Season 4 began on March 15, 2015 and once again there were many changes due to the new producer being Slavi Trifonov - the new jury consisted of writer, journalist and TV host Ivo Siromahov, businesswoman and actress Darina Pavlova, journalist and TV host Iliana Benovska and actor and producer Nikolai Iliev. Maria Silvestar was joined by new host Aleksandar Kadiev. The live shows started on April 19. From the fifth live show on May 17 onwards, folklore singer Desi Dobreva replaced Benovska, after the latter made inappropriate comments during one of the shows. The grand final took place on May 31. The winner of the fourth season was 20-year-old wheelchair breakdancer Plamen Lyubenov.

== Season 5 (2016) ==
Season 5 started on March 6, 2016 and the cast was again changed as again the network took over the production - Lyuben Dilov Jr. and Assen Blatechki returned after a 1 season gap, with the jury being complete by rapper Itso Hazarta and pop singer Mihaela Fileva. Maria Silvestar hosted for the third season in a row, but this time she was the only host again. The live shows started on April 17 and ended on June 5. The winners became 18–44-year-old folklore and rock band Vivo Montana.

== Season 6 (2019) ==
Season 6 commenced on September 15, 2019, three years after the last season.
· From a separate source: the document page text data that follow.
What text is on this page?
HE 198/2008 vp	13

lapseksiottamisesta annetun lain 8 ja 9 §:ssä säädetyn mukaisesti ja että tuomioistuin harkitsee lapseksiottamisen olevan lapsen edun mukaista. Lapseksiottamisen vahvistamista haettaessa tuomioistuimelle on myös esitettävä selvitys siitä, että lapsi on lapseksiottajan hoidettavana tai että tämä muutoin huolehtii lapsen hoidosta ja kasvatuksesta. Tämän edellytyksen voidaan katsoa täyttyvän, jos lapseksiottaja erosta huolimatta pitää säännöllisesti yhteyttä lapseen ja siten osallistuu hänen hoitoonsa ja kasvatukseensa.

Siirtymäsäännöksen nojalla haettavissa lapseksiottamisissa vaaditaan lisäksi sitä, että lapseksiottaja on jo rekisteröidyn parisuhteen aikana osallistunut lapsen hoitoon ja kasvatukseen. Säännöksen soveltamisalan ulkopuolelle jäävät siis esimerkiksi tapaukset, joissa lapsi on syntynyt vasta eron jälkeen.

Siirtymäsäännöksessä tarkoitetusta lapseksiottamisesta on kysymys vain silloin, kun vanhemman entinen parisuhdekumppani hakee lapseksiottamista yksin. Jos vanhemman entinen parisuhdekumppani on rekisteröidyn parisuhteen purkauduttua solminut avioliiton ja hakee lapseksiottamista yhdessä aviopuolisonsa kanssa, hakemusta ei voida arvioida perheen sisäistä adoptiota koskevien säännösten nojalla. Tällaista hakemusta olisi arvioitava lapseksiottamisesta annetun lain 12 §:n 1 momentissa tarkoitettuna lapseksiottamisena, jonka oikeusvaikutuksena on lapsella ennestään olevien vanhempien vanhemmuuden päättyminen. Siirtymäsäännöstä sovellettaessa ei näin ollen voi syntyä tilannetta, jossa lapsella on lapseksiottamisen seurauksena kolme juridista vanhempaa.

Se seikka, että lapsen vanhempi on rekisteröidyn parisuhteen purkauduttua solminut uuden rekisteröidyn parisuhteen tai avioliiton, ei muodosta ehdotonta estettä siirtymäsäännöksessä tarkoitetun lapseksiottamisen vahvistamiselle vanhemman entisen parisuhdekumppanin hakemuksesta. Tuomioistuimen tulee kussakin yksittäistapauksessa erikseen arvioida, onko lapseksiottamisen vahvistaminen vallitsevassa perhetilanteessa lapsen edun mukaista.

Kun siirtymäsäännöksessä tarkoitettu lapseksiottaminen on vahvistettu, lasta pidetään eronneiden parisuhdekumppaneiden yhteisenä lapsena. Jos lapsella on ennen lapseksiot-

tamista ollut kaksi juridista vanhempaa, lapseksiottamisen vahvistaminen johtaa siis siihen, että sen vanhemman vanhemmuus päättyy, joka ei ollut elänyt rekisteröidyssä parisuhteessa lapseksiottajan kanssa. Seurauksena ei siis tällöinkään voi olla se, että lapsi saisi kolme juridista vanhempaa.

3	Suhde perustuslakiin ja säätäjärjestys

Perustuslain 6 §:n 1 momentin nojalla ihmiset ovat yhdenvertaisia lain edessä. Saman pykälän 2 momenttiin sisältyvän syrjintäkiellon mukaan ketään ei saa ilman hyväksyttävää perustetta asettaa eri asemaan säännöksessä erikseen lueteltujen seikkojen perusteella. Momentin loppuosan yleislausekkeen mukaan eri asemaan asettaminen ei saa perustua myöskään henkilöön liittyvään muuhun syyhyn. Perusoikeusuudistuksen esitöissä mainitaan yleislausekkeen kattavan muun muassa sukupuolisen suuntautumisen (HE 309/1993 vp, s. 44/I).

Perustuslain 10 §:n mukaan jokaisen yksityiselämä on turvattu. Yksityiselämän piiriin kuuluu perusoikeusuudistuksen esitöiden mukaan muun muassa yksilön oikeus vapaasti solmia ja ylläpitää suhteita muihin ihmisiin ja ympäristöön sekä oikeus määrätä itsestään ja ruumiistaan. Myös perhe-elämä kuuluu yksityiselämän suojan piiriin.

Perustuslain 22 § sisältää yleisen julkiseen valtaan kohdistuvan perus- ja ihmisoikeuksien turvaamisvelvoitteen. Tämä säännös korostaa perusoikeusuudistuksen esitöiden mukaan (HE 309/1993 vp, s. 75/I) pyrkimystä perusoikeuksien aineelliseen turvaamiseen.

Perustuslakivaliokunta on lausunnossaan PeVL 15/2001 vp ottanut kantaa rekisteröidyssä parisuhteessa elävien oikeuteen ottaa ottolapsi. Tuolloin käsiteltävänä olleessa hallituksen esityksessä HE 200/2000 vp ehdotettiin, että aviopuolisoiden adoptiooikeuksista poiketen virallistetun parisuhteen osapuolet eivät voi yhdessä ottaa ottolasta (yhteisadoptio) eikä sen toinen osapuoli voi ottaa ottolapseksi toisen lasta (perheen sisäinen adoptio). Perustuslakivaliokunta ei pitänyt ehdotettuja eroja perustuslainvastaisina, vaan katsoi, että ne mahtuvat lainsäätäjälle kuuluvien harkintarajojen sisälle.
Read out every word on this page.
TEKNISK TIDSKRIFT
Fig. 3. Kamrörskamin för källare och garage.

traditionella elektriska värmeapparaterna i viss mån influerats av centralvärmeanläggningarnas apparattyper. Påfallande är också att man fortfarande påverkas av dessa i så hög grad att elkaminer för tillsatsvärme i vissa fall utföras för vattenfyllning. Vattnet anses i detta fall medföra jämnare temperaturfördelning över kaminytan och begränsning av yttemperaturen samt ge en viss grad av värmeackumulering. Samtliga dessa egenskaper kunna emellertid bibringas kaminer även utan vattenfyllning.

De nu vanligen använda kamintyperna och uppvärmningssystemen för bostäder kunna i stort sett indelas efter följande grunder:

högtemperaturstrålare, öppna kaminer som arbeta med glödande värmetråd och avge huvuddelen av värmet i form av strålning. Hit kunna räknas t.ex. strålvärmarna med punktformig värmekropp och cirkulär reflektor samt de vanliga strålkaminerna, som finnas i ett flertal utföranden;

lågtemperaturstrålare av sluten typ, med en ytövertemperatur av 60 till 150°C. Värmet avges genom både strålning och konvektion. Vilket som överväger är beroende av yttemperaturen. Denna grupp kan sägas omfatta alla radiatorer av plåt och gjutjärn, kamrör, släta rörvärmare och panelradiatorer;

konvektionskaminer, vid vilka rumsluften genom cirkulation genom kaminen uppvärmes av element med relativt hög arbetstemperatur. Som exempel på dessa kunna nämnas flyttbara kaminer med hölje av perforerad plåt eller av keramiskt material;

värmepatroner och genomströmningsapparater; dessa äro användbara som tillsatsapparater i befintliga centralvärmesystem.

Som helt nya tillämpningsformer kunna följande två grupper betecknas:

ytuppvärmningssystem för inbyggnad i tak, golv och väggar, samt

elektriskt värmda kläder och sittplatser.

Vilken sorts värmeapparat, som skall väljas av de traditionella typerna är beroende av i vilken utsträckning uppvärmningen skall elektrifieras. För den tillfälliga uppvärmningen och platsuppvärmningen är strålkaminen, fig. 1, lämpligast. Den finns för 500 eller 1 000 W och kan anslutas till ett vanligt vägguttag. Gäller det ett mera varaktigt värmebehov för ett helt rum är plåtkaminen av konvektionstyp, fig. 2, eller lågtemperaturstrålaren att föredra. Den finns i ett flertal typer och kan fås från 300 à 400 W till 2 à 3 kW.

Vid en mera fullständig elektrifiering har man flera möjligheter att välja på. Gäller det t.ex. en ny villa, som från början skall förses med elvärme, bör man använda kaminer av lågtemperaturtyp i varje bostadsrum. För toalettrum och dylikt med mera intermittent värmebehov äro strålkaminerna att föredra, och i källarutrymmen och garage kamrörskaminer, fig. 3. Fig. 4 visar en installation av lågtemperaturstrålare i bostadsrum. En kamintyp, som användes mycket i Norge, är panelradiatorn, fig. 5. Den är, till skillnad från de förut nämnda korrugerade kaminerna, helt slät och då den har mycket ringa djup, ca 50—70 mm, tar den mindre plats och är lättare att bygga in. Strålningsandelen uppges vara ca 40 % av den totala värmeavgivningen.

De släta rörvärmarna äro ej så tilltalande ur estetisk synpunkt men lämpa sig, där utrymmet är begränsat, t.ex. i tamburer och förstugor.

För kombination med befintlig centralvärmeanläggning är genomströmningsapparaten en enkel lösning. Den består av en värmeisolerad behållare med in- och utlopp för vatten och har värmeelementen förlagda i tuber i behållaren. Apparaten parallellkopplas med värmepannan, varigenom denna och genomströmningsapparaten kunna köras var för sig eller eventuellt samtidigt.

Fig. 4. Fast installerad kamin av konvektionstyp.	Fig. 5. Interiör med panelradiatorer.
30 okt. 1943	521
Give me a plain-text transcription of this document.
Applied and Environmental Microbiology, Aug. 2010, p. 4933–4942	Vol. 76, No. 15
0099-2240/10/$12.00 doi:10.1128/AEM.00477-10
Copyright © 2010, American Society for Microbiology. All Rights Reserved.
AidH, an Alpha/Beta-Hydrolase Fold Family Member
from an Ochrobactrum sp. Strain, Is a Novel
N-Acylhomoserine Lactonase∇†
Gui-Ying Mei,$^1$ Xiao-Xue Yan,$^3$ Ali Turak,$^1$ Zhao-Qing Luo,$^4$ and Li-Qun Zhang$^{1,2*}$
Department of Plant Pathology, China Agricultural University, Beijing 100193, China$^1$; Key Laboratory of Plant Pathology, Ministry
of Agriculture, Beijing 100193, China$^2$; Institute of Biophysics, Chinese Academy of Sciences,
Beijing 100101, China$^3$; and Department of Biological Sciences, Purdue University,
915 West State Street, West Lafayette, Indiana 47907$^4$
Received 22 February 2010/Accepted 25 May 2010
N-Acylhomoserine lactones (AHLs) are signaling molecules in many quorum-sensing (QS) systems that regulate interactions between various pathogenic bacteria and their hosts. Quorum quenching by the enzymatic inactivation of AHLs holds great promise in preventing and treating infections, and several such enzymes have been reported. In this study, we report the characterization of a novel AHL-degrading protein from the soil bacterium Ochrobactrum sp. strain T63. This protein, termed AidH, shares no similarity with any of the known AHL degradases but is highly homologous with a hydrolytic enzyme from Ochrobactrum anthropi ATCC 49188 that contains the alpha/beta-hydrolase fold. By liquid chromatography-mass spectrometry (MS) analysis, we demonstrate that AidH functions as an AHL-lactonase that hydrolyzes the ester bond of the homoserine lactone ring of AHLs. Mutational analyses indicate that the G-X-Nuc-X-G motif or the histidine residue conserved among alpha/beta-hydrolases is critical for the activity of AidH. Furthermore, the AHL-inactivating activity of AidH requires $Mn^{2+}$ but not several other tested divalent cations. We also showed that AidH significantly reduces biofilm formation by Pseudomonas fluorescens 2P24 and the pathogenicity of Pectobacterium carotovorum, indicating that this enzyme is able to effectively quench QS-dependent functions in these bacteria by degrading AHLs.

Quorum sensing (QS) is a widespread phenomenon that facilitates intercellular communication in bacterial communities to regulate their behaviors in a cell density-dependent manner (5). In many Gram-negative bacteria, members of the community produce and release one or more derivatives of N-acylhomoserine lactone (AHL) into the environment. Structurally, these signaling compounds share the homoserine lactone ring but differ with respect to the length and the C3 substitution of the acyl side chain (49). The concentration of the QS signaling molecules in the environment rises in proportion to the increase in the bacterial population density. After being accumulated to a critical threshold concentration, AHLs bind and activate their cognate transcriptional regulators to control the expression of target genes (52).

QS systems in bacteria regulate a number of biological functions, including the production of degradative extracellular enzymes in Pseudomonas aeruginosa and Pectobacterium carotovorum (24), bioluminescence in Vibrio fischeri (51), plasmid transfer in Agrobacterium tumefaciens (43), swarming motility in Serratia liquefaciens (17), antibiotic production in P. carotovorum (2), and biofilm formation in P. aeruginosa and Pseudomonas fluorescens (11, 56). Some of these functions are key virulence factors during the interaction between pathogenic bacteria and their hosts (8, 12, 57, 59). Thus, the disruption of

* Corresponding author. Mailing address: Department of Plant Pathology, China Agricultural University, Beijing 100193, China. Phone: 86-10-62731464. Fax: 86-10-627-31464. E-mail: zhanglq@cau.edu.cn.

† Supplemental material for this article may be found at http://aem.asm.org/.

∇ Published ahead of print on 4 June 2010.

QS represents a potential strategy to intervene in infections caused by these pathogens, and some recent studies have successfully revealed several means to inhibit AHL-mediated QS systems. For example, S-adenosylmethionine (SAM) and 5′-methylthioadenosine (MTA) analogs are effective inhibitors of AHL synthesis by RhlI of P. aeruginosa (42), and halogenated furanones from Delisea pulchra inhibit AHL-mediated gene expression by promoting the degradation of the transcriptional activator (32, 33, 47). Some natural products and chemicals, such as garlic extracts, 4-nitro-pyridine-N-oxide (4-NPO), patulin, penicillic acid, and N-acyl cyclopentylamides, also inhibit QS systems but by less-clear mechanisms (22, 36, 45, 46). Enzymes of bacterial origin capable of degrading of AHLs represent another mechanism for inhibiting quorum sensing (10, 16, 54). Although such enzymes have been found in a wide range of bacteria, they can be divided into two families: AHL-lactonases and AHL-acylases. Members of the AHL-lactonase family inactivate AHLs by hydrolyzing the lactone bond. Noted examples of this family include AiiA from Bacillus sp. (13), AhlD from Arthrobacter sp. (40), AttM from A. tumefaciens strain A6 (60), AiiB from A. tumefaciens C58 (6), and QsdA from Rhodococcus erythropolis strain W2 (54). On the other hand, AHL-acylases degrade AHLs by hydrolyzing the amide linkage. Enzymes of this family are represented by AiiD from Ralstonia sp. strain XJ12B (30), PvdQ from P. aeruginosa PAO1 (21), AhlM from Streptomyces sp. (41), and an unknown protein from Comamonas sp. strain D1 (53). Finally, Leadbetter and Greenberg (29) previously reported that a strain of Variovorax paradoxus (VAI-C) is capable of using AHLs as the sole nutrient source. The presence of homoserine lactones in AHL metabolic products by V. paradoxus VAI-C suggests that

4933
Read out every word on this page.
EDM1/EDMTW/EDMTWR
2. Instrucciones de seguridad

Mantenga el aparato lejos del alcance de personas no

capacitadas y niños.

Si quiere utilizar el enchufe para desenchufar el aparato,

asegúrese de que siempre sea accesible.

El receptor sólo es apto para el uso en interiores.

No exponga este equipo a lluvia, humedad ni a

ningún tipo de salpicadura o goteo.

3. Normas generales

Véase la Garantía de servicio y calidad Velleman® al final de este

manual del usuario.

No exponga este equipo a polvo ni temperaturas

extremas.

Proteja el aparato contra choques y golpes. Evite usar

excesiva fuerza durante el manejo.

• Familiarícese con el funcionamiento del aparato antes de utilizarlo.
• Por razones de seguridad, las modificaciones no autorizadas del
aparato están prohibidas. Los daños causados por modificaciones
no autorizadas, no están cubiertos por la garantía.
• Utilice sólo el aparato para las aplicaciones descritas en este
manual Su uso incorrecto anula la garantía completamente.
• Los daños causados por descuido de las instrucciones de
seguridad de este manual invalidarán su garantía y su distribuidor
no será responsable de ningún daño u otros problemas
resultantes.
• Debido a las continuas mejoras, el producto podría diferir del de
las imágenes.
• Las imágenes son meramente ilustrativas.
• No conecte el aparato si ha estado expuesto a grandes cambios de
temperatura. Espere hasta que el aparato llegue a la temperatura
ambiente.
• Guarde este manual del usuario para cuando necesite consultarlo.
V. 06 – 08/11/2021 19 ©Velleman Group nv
Lyuben Dilov Jr. and Itso Hazarta returned to the judging panel from the previous season and were joined by actress and TV host Katerina Evro and model and Miss Bulgaria 2006 Slavena Vatova. The new hosts were former season 4 host Aleksandar Kadiev (who is also Katerina Evro's son) and influencer Daniel Petkanov, who also hosted the online backstage episodes. The live shows began on November 24 and concluded on December 15. 31-year-old blind imitator Adriyan Asenov was crowned as the winner.

== Season 7 (2021) ==
Season 7 began on February 28, 2021, after the show couldn't be filmed the previous year due to the pandemic. The judges and hosts were the same as the last season, but this time there was a backstage host - influencer Kris Zahariev. The live shows started on May 9 with a change - actor and comedian Lyubomir Neykov replaced Dilov Jr. after the latter joined the 45th National Assembly of Bulgaria. The season ended on May 30, when 10-year-old mental calculator Kaloyan Geshev was announced as the winner.

== Season 8 (2022) ==

Season 8 started on February 14, 2022 with a new judging panel - Katerina Evro returned alongside new judges stand-up comedian and TV host Nikolaos Tsitiridis, actress Evelyn Kostova and michrobiologist and epidemiologist Todor Kantardzhiev. The hosts and backstage host were the same like the previous season. The live shows commenced on April 24 and the final was held on May 15. The winner was 6-year-old bagpiper Stefan Ivanov.

== Season 9 (2025) ==

Season 9 started on September 14, 2025, after three year absence. Nikolaos Tsitiridis and Katerina Evro returned to the judging panel accompanied by pop-folk singer Galena and actor Julian Vergov. Aleksandar Kadiev was joined by a new host - actor Petar Antonov. The live shows began on November 23 with the final airing on December 14, when 10-year-old mental calculator Konstantin Chervenkov was crowned as the winner.